Your housing rights in the cost of living crisis
The rent cap for private tenants
The rent cap is a limit on how much your landlord can increase the rent. It ends on 31 March 2024.
If the rent cap applies to you, your landlord can increase your rent by:
up to 3% if they send you a valid rent increase notice
up to 6% if they apply to Rent Service Scotland
Your landlord must send you the right notice according to your tenancy type. If you have a private residential tenancy, you must get at least 3 months’ notice.
To increase your rent when the cap ends, your landlord must send you a valid rent increase notice on or after 1 April 2024.
You can still challenge an unfair rent increase after the rent cap ends.
Check if the rent cap applies to you
The rent cap applies to you if you have either:
a private residential tenancy, including mid-market rents
The rent cap applies to all rent increase notices for these tenancies sent before 1 April 2024, even if the rent increase is due to start on or after this date.
When the rent cap does not apply
you have a Scottish secure tenancy with a council or housing association
you live with your landlord
you live in college or university halls or other purpose-built student accommodation
you have another type of common law tenancy
your tenancy started before 1989, called a regulated tenancy
you have an assured or short assured tenancy with a rent increase process written into the contract
If you're not sure what type of tenancy you have, use our tenancy checker.
If you get a rent increase of more than 3%
You can either:
agree to the increase
negotiate an increase that you think is fair
apply to Rent Service Scotland to challenge it
If you have a private residential tenancy and you agree to an increase, your landlord cannot increase the rent again for 12 months.

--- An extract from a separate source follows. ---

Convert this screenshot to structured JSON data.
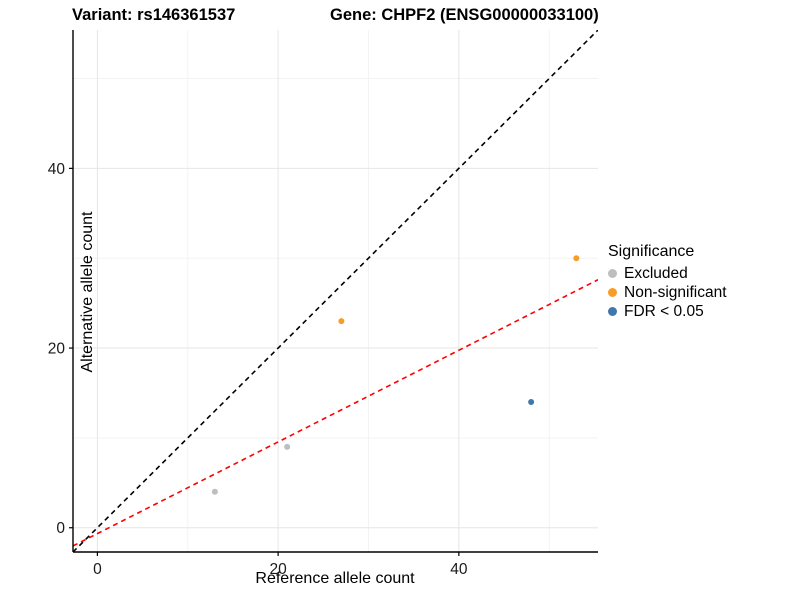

If you do not agree to an increase, your landlord could send a new rent increase notice after the rent cap ends. You can still challenge it, but a larger increase may be allowed.
If you decide to apply to Rent Service Scotland, you must tell your landlord you’re applying.
The form to apply depends on your tenancy type:
download the form for private residential tenants (docx, 40 kb)
download the form for assured or short assured tenants (docx, 50 kb)
After you apply, a rent officer will write to you and your landlord to confirm how much your rent can be increased.
If your landlord applies to Rent Service Scotland during the rent cap
They can do this if they have an increase in costs related to the tenancy. For example, if their mortgage interest payments have gone up.
They must tell you in writing that they are applying and give you information about the increased costs.
A rent officer can agree to a maximum increase of 6%. The increase can only start 3 months after your landlord submitted the application.
If a rent officer agrees to the increase, they’ll write to both you and your landlord to tell you:
how much the new rent will be
when you’ll have to start paying the higher rent
If you disagree with the rent officer’s decision
You can appeal to the First-tier Tribunal for Scotland (Housing and Property Chamber).
Download Form K from the tribunal's website and send it by post or email.
When the rent cap ends
You can challenge a rent increase.
A rent officer or tribunal will decide how much the rent can be increased. The amount is worked out based on the market value of your home and your current rent.
The maximum rent increase that will be allowed is 12%. In many cases it will be lower than this.